Web-Only Readers Account For Up To 15 Percent of Newspaper Audience: Study

Stop the web — websites help build newspaper audience! Web-only newspaper readers account for between two and 15 percent of a newspaper brand’s total audience, translating to “hundreds of thousands” of readers in larger markets, according to a white paper by Scarborough Research. Scarborough, which analysed the combined web and print readership of the top 25 regional newspaper markets in the US, is pushing the findings as a positive for the beleaguered newspaper industry. Gary Meo, SVP, print and internet services: “Newspapers are successfully extending their audience online. Newspaper websites are attracting people that may not read the printed paper, resulting in audience growth overall.
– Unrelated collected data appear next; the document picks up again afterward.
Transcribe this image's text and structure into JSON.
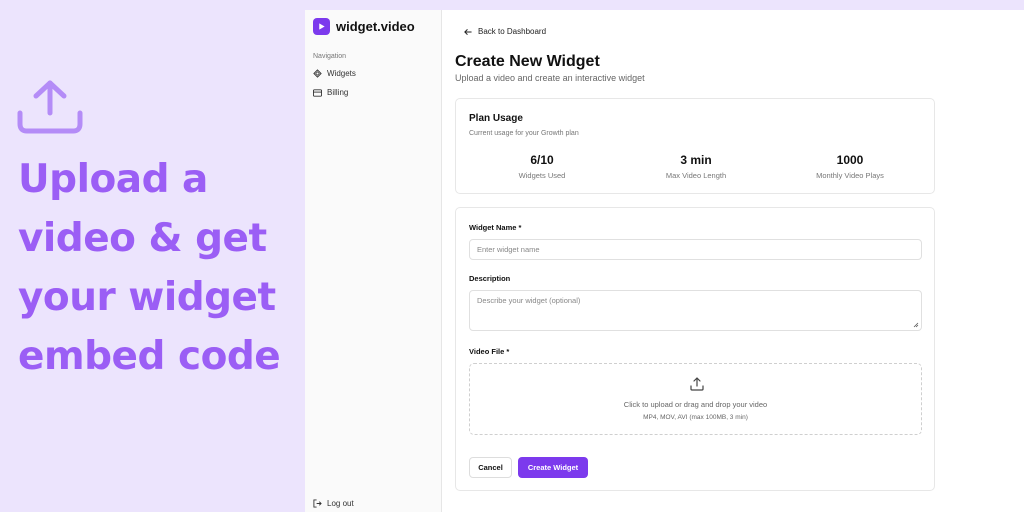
{
  "promo": {
    "lines": [
      "Upload a",
      "video & get",
      "your widget",
      "embed code"
    ],
    "icon": "upload-icon",
    "color": "#9b5ef5",
    "background": "#ece4fd"
  },
  "sidebar": {
    "brand_name": "widget.video",
    "brand_icon": "play-icon",
    "nav_heading": "Navigation",
    "items": [
      {
        "label": "Widgets",
        "icon": "widgets-icon"
      },
      {
        "label": "Billing",
        "icon": "credit-card-icon"
      }
    ],
    "logout_label": "Log out"
  },
  "main": {
    "back_label": "Back to Dashboard",
    "title": "Create New Widget",
    "subtitle": "Upload a video and create an interactive widget",
    "plan": {
      "title": "Plan Usage",
      "subtitle": "Current usage for your Growth plan",
      "stats": [
        {
          "value": "6/10",
          "label": "Widgets Used"
        },
        {
          "value": "3 min",
          "label": "Max Video Length"
        },
        {
          "value": "1000",
          "label": "Monthly Video Plays"
        }
      ]
    },
    "form": {
      "name_label": "Widget Name *",
      "name_placeholder": "Enter widget name",
      "description_label": "Description",
      "description_placeholder": "Describe your widget (optional)",
      "file_label": "Video File *",
      "upload_main": "Click to upload or drag and drop your video",
      "upload_sub": "MP4, MOV, AVI (max 100MB, 3 min)",
      "cancel_label": "Cancel",
      "create_label": "Create Widget"
    },
    "accent_color": "#7c3aed"
  }
}
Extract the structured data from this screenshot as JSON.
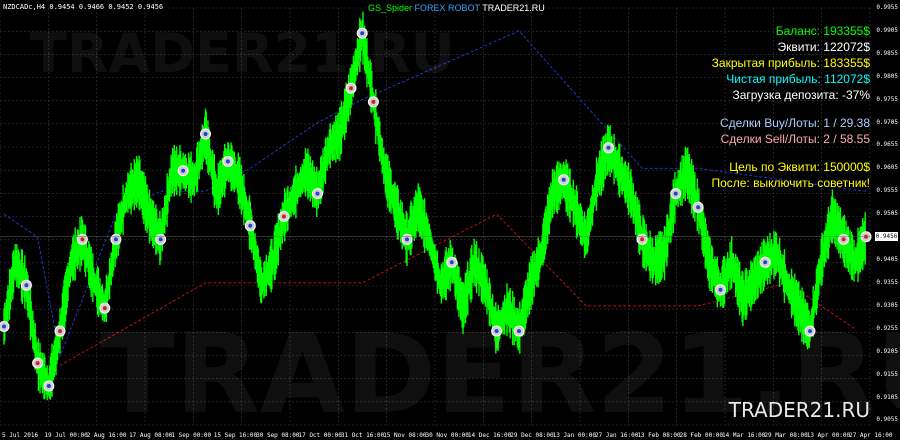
{
  "header": {
    "symbol_info": "NZDCADc,H4  0.9454 0.9466 0.9452 0.9456",
    "title_part1": "GS_Spider",
    "title_part2": "FOREX ROBOT",
    "title_part3": "TRADER21.RU"
  },
  "hud": {
    "balance": "Баланс: 193355$",
    "equity": "Эквити: 122072$",
    "closed_profit": "Закрытая прибыль: 183355$",
    "net_profit": "Чистая прибыль: 112072$",
    "deposit_load": "Загрузка депозита: -37%",
    "buy_trades": "Сделки Buy/Лоты: 1 / 29.38",
    "sell_trades": "Сделки Sell/Лоты: 2 / 58.55",
    "equity_target": "Цель по Эквити: 150000$",
    "after_text": "После: выключить советник!"
  },
  "colors": {
    "balance": "#00ff00",
    "equity": "#ffffff",
    "closed_profit": "#ffff00",
    "net_profit": "#00ffff",
    "deposit_load": "#ffffff",
    "buy_trades": "#aaccff",
    "sell_trades": "#ffaaaa",
    "equity_target": "#ffff00",
    "after_text": "#ffff00",
    "candles": "#00ff00",
    "buy_line": "#2233cc",
    "sell_line": "#bb1111"
  },
  "watermark": "TRADER21.RU",
  "background_marks": [
    "TRADER21.RU",
    "TRADER21.RU"
  ],
  "current_price": "0.9456",
  "chart_data": {
    "type": "line",
    "symbol": "NZDCADc",
    "timeframe": "H4",
    "ylim": [
      0.9045,
      0.9955
    ],
    "yticks": [
      "0.9955",
      "0.9905",
      "0.9855",
      "0.9805",
      "0.9755",
      "0.9705",
      "0.9655",
      "0.9605",
      "0.9555",
      "0.9505",
      "0.9455",
      "0.9405",
      "0.9355",
      "0.9305",
      "0.9255",
      "0.9205",
      "0.9155",
      "0.9105",
      "0.9055"
    ],
    "xticks": [
      "5 Jul 2016",
      "19 Jul 00:00",
      "2 Aug 16:00",
      "17 Aug 08:00",
      "1 Sep 00:00",
      "15 Sep 16:00",
      "30 Sep 08:00",
      "17 Oct 00:00",
      "31 Oct 16:00",
      "15 Nov 08:00",
      "30 Nov 00:00",
      "14 Dec 16:00",
      "29 Dec 08:00",
      "13 Jan 00:00",
      "27 Jan 16:00",
      "13 Feb 08:00",
      "28 Feb 00:00",
      "14 Mar 16:00",
      "29 Mar 08:00",
      "13 Apr 00:00",
      "27 Apr 16:00"
    ],
    "series": [
      {
        "values": [
          0.926,
          0.94,
          0.935,
          0.918,
          0.913,
          0.925,
          0.94,
          0.945,
          0.936,
          0.93,
          0.945,
          0.955,
          0.958,
          0.95,
          0.945,
          0.96,
          0.96,
          0.958,
          0.968,
          0.955,
          0.962,
          0.958,
          0.948,
          0.935,
          0.94,
          0.95,
          0.955,
          0.96,
          0.955,
          0.965,
          0.968,
          0.978,
          0.99,
          0.975,
          0.96,
          0.952,
          0.945,
          0.952,
          0.945,
          0.935,
          0.94,
          0.93,
          0.94,
          0.935,
          0.925,
          0.93,
          0.925,
          0.935,
          0.942,
          0.955,
          0.958,
          0.952,
          0.945,
          0.958,
          0.965,
          0.96,
          0.955,
          0.945,
          0.94,
          0.942,
          0.955,
          0.96,
          0.952,
          0.94,
          0.934,
          0.94,
          0.932,
          0.936,
          0.94,
          0.942,
          0.935,
          0.93,
          0.925,
          0.94,
          0.95,
          0.945,
          0.94,
          0.9456
        ]
      }
    ]
  }
}
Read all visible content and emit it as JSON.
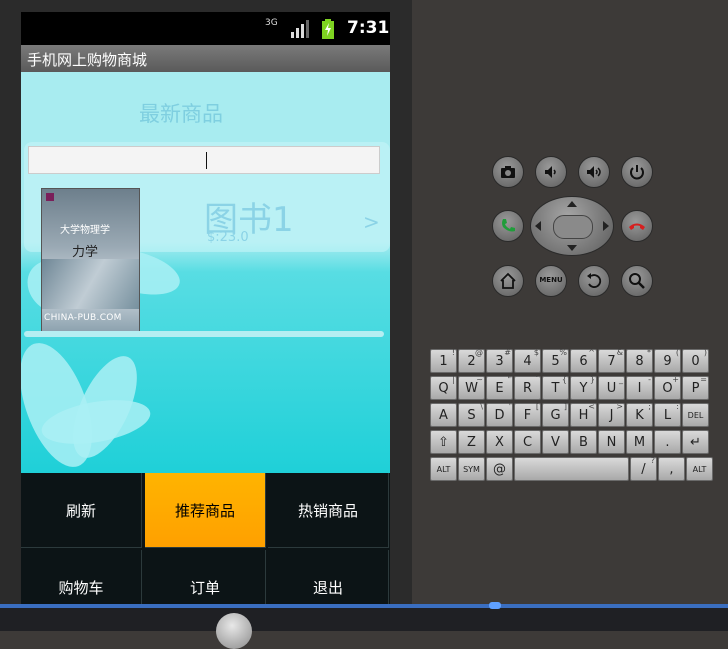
{
  "status_bar": {
    "network": "3G",
    "time": "7:31"
  },
  "app": {
    "title": "手机网上购物商城"
  },
  "main": {
    "section_title": "最新商品",
    "search_value": "",
    "product": {
      "name": "图书1",
      "price": "$:23.0",
      "arrow": ">"
    },
    "book_cover": {
      "title": "大学物理学",
      "subtitle": "力学",
      "footer": "CHINA-PUB.COM"
    }
  },
  "menu": {
    "items": [
      {
        "label": "刷新",
        "selected": false
      },
      {
        "label": "推荐商品",
        "selected": true
      },
      {
        "label": "热销商品",
        "selected": false
      },
      {
        "label": "购物车",
        "selected": false
      },
      {
        "label": "订单",
        "selected": false
      },
      {
        "label": "退出",
        "selected": false
      }
    ]
  },
  "emulator": {
    "top_buttons": [
      "camera",
      "volume-down",
      "volume-up",
      "power"
    ],
    "mid_buttons": [
      "call",
      "dpad",
      "end-call"
    ],
    "bottom_buttons": [
      "home",
      "menu",
      "back",
      "search"
    ],
    "menu_label": "MENU"
  },
  "keyboard": {
    "row1": [
      [
        "1",
        "!"
      ],
      [
        "2",
        "@"
      ],
      [
        "3",
        "#"
      ],
      [
        "4",
        "$"
      ],
      [
        "5",
        "%"
      ],
      [
        "6",
        "^"
      ],
      [
        "7",
        "&"
      ],
      [
        "8",
        "*"
      ],
      [
        "9",
        "("
      ],
      [
        "0",
        ")"
      ]
    ],
    "row2": [
      [
        "Q",
        "|"
      ],
      [
        "W",
        "~"
      ],
      [
        "E",
        "\""
      ],
      [
        "R",
        "`"
      ],
      [
        "T",
        "{"
      ],
      [
        "Y",
        "}"
      ],
      [
        "U",
        "_"
      ],
      [
        "I",
        "-"
      ],
      [
        "O",
        "+"
      ],
      [
        "P",
        "="
      ]
    ],
    "row3": [
      [
        "A",
        ""
      ],
      [
        "S",
        "\\"
      ],
      [
        "D",
        "'"
      ],
      [
        "F",
        "["
      ],
      [
        "G",
        "]"
      ],
      [
        "H",
        "<"
      ],
      [
        "J",
        ">"
      ],
      [
        "K",
        ";"
      ],
      [
        "L",
        ":"
      ],
      [
        "DEL",
        ""
      ]
    ],
    "row4": [
      [
        "⇧",
        ""
      ],
      [
        "Z",
        ""
      ],
      [
        "X",
        ""
      ],
      [
        "C",
        ""
      ],
      [
        "V",
        ""
      ],
      [
        "B",
        ""
      ],
      [
        "N",
        ""
      ],
      [
        "M",
        ""
      ],
      [
        ".",
        ""
      ],
      [
        "↵",
        ""
      ]
    ],
    "row5": [
      [
        "ALT",
        ""
      ],
      [
        "SYM",
        ""
      ],
      [
        "@",
        ""
      ],
      [
        "",
        ""
      ],
      [
        "/",
        "?"
      ],
      [
        ",",
        ""
      ],
      [
        "ALT",
        ""
      ]
    ]
  },
  "colors": {
    "accent_selected": "#ffa800",
    "content_bg": "#a8ecf0",
    "menu_bg": "#0c1416"
  }
}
— The Arizona Republic, Tampa Tribune and Washington Post are all cited as regional publications performing particularly well in terms of building online audience. The Republic reaches 56 per cent of the market, but adding web users to that the figure climbs to 59 per cent — that 3 percent translates as 119,501 new readers; 77 percent of AR’s audience is print only, 7 percent web only and 17 percent read both.
— Online newspaper readers are educated, affluent and younger than print readers. For the sister sites TampaTrib.com and TBO.com in an average week, 30 percent of users are aged 18-34 compared to 22 percent of print readers.
The PDF is worth skimming for the overview of circulation figures vs web readership. But briefly:
— WaPo was listed with the highest percentage of “integrated” web and print readers at 25 percent, or 778,502 people. NYTimes has 22 percent and Boston Globe, 21 percent.
Tampa Tribune has the highest proportion of web-only readers: 15 percent of its readership. The Atlanta Journal-Constitution has 10 percent and the Boston Globe, 9 percent.
Seems surprising the web readership isn’t higher, but then I would say that.